With regard the Soviet Union (and it's constituents)
When the Soviet Union was dissolved, Russia as the largest successor state adopted all international obligations of the former USSR, including its membership to the UCC. Consequently, Russia was henceforth considered a member of the UCC (in the 1952 Geneva text) since the date of the adherence of the USSR to that treaty, i.e., since May 27, 1973. The membership of the USSR in the Brussels Convention was equally continued by the Russian Federation as from December 25, 1991.

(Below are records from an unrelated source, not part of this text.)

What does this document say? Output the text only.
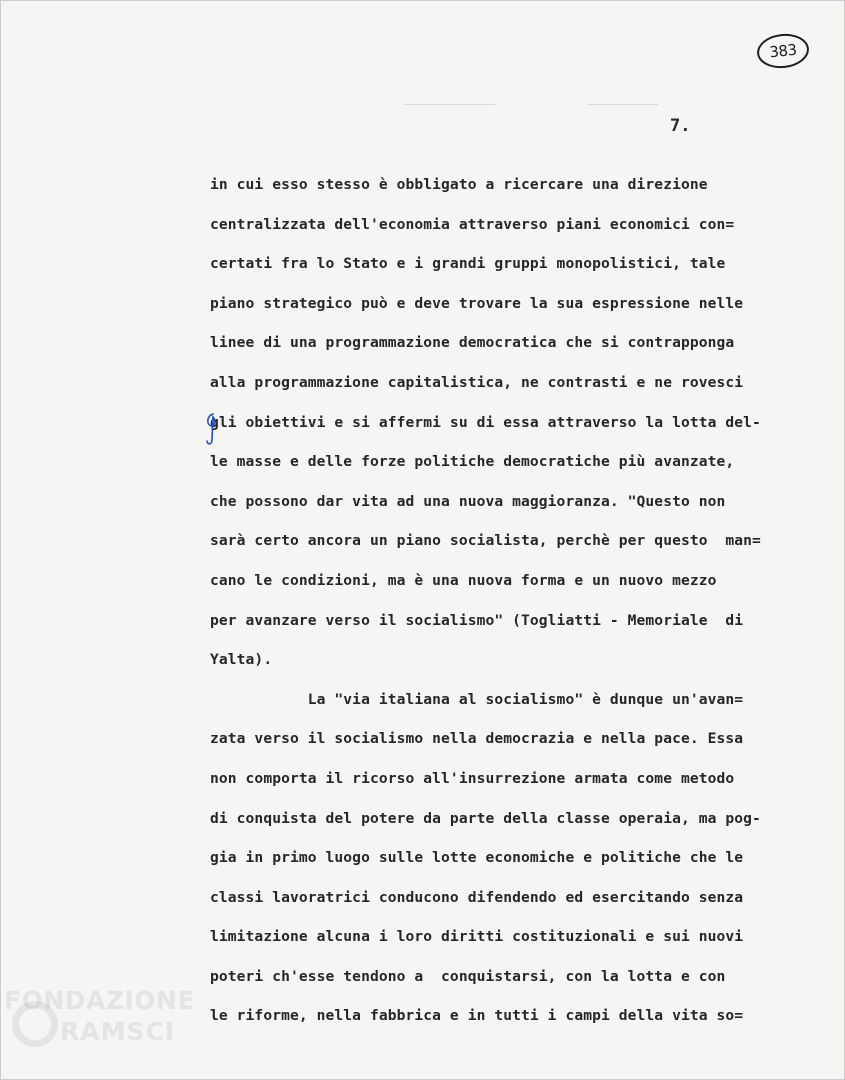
383
7.
in cui esso stesso è obbligato a ricercare una direzione
centralizzata dell'economia attraverso piani economici con=
certati fra lo Stato e i grandi gruppi monopolistici, tale
piano strategico può e deve trovare la sua espressione nelle
linee di una programmazione democratica che si contrapponga
alla programmazione capitalistica, ne contrasti e ne rovesci
gli obiettivi e si affermi su di essa attraverso la lotta del-
le masse e delle forze politiche democratiche più avanzate,
che possono dar vita ad una nuova maggioranza. "Questo non
sarà certo ancora un piano socialista, perchè per questo  man=
cano le condizioni, ma è una nuova forma e un nuovo mezzo
per avanzare verso il socialismo" (Togliatti - Memoriale  di
Yalta).
La "via italiana al socialismo" è dunque un'avan=
zata verso il socialismo nella democrazia e nella pace. Essa
non comporta il ricorso all'insurrezione armata come metodo
di conquista del potere da parte della classe operaia, ma pog-
gia in primo luogo sulle lotte economiche e politiche che le
classi lavoratrici conducono difendendo ed esercitando senza
limitazione alcuna i loro diritti costituzionali e sui nuovi
poteri ch'esse tendono a  conquistarsi, con la lotta e con
le riforme, nella fabbrica e in tutti i campi della vita so=
FONDAZIONE
RAMSCI
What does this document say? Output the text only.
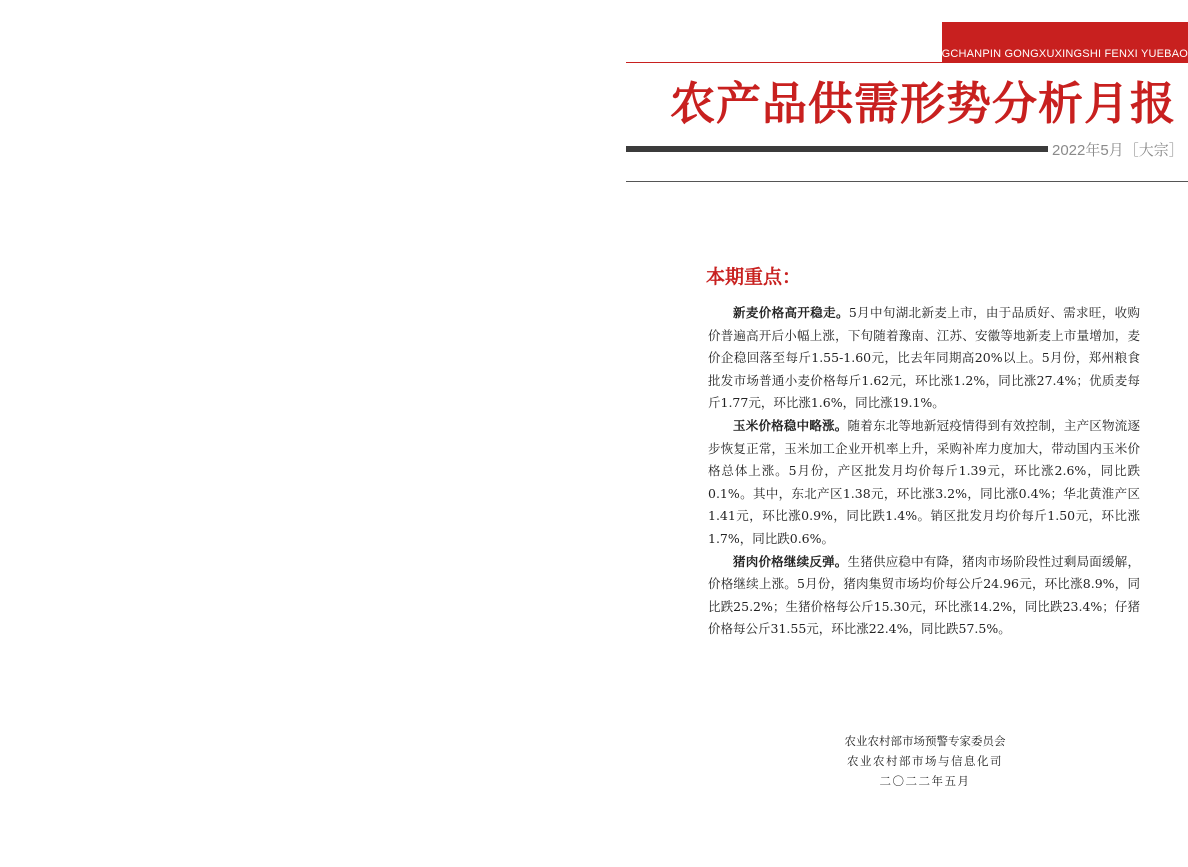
NONGCHANPIN GONGXUXINGSHI FENXI YUEBAO
农产品供需形势分析月报
2022年5月［大宗］
本期重点：

新麦价格高开稳走。5月中旬湖北新麦上市，由于品质好、需求旺，收购价普遍高开后小幅上涨，下旬随着豫南、江苏、安徽等地新麦上市量增加，麦价企稳回落至每斤1.55-1.60元，比去年同期高20%以上。5月份，郑州粮食批发市场普通小麦价格每斤1.62元，环比涨1.2%，同比涨27.4%；优质麦每斤1.77元，环比涨1.6%，同比涨19.1%。

玉米价格稳中略涨。随着东北等地新冠疫情得到有效控制，主产区物流逐步恢复正常，玉米加工企业开机率上升，采购补库力度加大，带动国内玉米价格总体上涨。5月份，产区批发月均价每斤1.39元，环比涨2.6%，同比跌0.1%。其中，东北产区1.38元，环比涨3.2%，同比涨0.4%；华北黄淮产区1.41元，环比涨0.9%，同比跌1.4%。销区批发月均价每斤1.50元，环比涨1.7%，同比跌0.6%。

猪肉价格继续反弹。生猪供应稳中有降，猪肉市场阶段性过剩局面缓解，价格继续上涨。5月份，猪肉集贸市场均价每公斤24.96元，环比涨8.9%，同比跌25.2%；生猪价格每公斤15.30元，环比涨14.2%，同比跌23.4%；仔猪价格每公斤31.55元，环比涨22.4%，同比跌57.5%。

农业农村部市场预警专家委员会
农业农村部市场与信息化司
二〇二二年五月
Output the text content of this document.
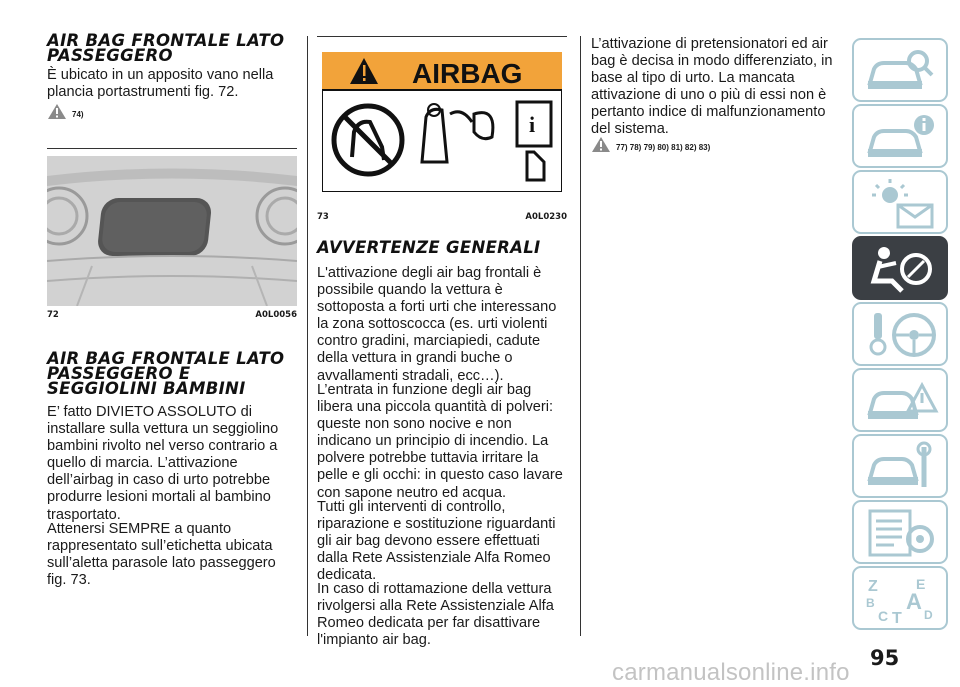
AIR BAG FRONTALE LATO PASSEGGERO

È ubicato in un apposito vano nella plancia portastrumenti fig. 72.

74)
72	A0L0056
AIR BAG FRONTALE LATO PASSEGGERO E SEGGIOLINI BAMBINI

E’ fatto DIVIETO ASSOLUTO di installare sulla vettura un seggiolino bambini rivolto nel verso contrario a quello di marcia. L’attivazione dell’airbag in caso di urto potrebbe produrre lesioni mortali al bambino trasportato.

Attenersi SEMPRE a quanto rappresentato sull’etichetta ubicata sull’aletta parasole lato passeggero fig. 73.

AIRBAG
i
73	A0L0230
AVVERTENZE GENERALI

L'attivazione degli air bag frontali è possibile quando la vettura è sottoposta a forti urti che interessano la zona sottoscocca (es. urti violenti contro gradini, marciapiedi, cadute della vettura in grandi buche o avvallamenti stradali, ecc…).

L’entrata in funzione degli air bag libera una piccola quantità di polveri: queste non sono nocive e non indicano un principio di incendio. La polvere potrebbe tuttavia irritare la pelle e gli occhi: in questo caso lavare con sapone neutro ed acqua.

Tutti gli interventi di controllo, riparazione e sostituzione riguardanti gli air bag devono essere effettuati dalla Rete Assistenziale Alfa Romeo dedicata.

In caso di rottamazione della vettura rivolgersi alla Rete Assistenziale Alfa Romeo dedicata per far disattivare l'impianto air bag.

L’attivazione di pretensionatori ed air bag è decisa in modo differenziato, in base al tipo di urto. La mancata attivazione di uno o più di essi non è pertanto indice di malfunzionamento del sistema.

77) 78) 79) 80) 81) 82) 83)
Z	E
B A
C T D
95
carmanualsonline.info
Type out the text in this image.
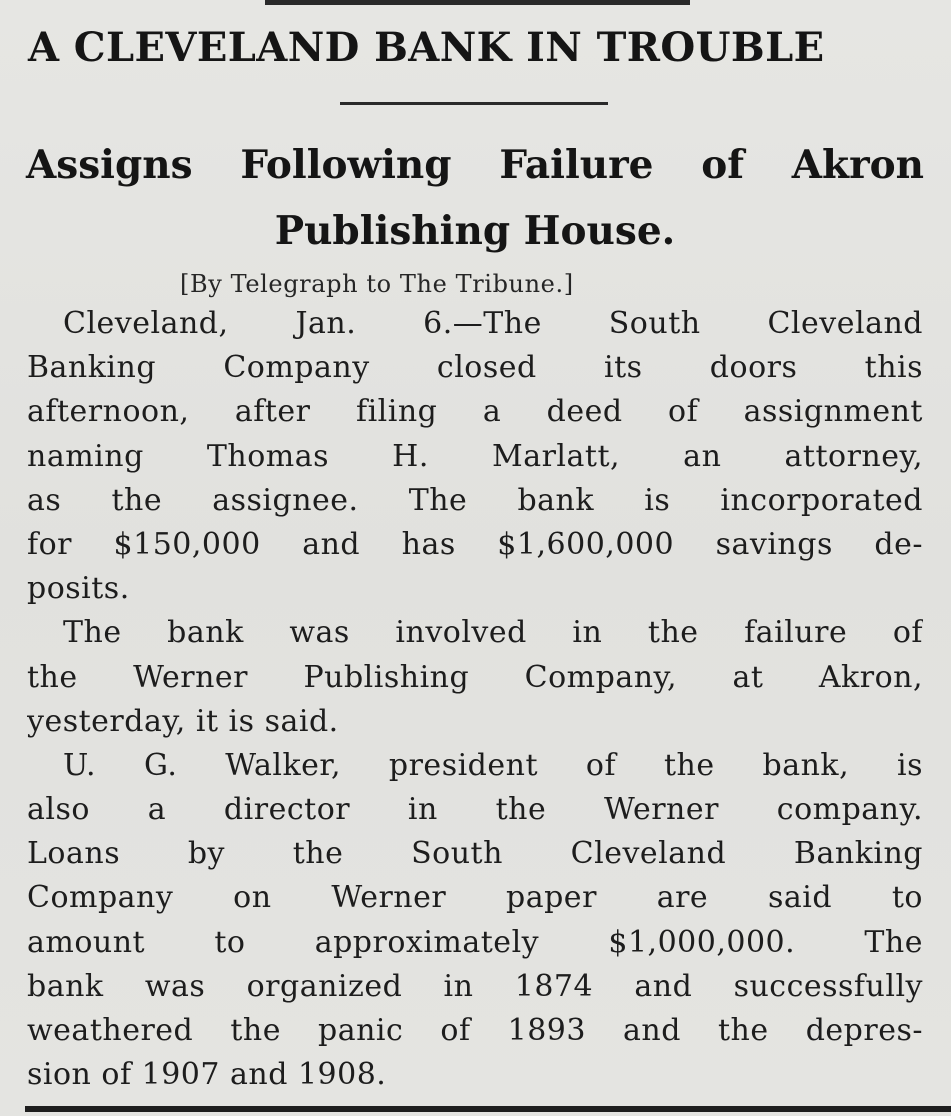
A CLEVELAND BANK IN TROUBLE
Assigns Following Failure of Akron
Publishing House.

[By Telegraph to The Tribune.]

Cleveland, Jan. 6.—The South Cleveland
Banking Company closed its doors this
afternoon, after filing a deed of assignment
naming Thomas H. Marlatt, an attorney,
as the assignee. The bank is incorporated
for $150,000 and has $1,600,000 savings de-
posits.
The bank was involved in the failure of
the Werner Publishing Company, at Akron,
yesterday, it is said.
U. G. Walker, president of the bank, is
also a director in the Werner company.
Loans by the South Cleveland Banking
Company on Werner paper are said to
amount to approximately $1,000,000. The
bank was organized in 1874 and successfully
weathered the panic of 1893 and the depres-
sion of 1907 and 1908.
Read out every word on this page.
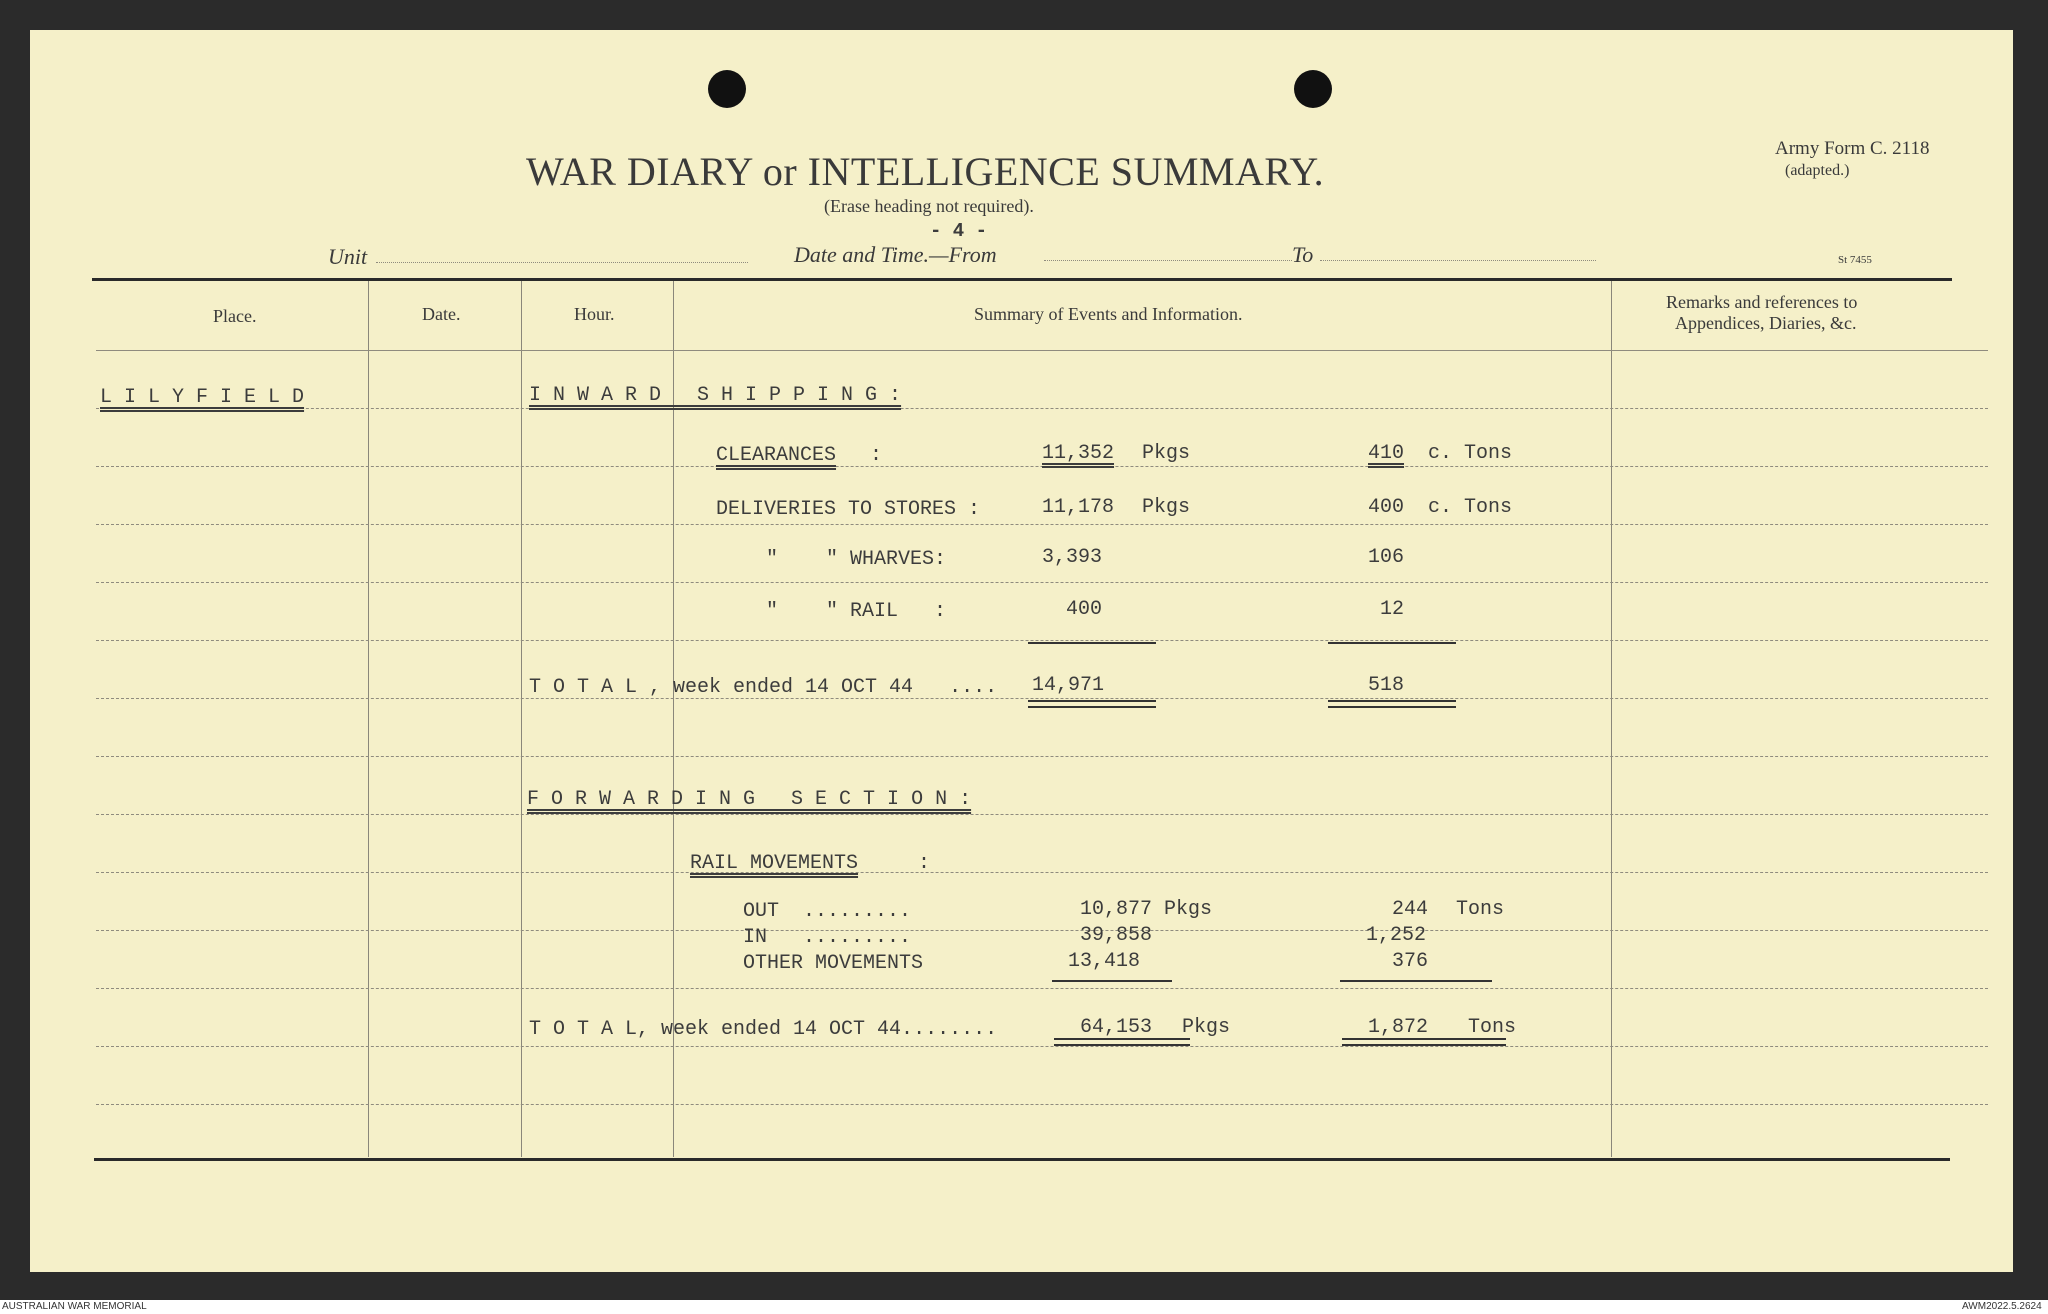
Army Form C. 2118
(adapted.)
WAR DIARY or INTELLIGENCE SUMMARY.
(Erase heading not required).
- 4 -
Unit	Date and Time.—From	To	St 7455
Place.	Date.	Hour.	Summary of Events and Information.
Remarks and references to
Appendices, Diaries, &c.
L I L Y F I E L D	I N W A R D   S H I P P I N G :
CLEARANCES :	11,352 Pkgs	410 c. Tons
DELIVERIES TO STORES :	11,178 Pkgs	400 c. Tons
"    " WHARVES:	3,393	106
"    " RAIL   :	400	12
T O T A L , week ended 14 OCT 44   .... 14,971	518
F O R W A R D I N G   S E C T I O N :
RAIL MOVEMENTS	:
OUT  .........	10,877 Pkgs	244 Tons
IN   .........	39,858	1,252
OTHER MOVEMENTS	13,418	376
T O T A L, week ended 14 OCT 44........	64,153 Pkgs	1,872 Tons
AUSTRALIAN WAR MEMORIAL	AWM2022.5.2624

On June 25, 1993, Russia and Armenia signed a treaty on the mutual protection of copyrights. To clarify the copyright situation amongst the states that had made up the former Soviet Union, the Commonwealth of Independent States (CIS) nations agreed on a cooperation agreement in the field of copyrights on September 24, 1993. This "Moscow agreement" declared that all signatory countries considered themselves bound by the UCC as of the date the USSR had joined and would confirm this state with the UNESCO, which administered the UCC. The treaty also defined that the treaty states would apply the UCC amongst themselves, also for works published before May 27, 1973 if those works had been copyrighted before this date according to the national laws of the successor states. This provision was subject to the rule of the shorter term. The intent of the Moscow agreement was to avoid that older Soviet works became copyrighted in only some of the successor states, but would become part of the public domain in some of the others. The 1993 Moscow agreement entered in force in Russia on May 6, 1995.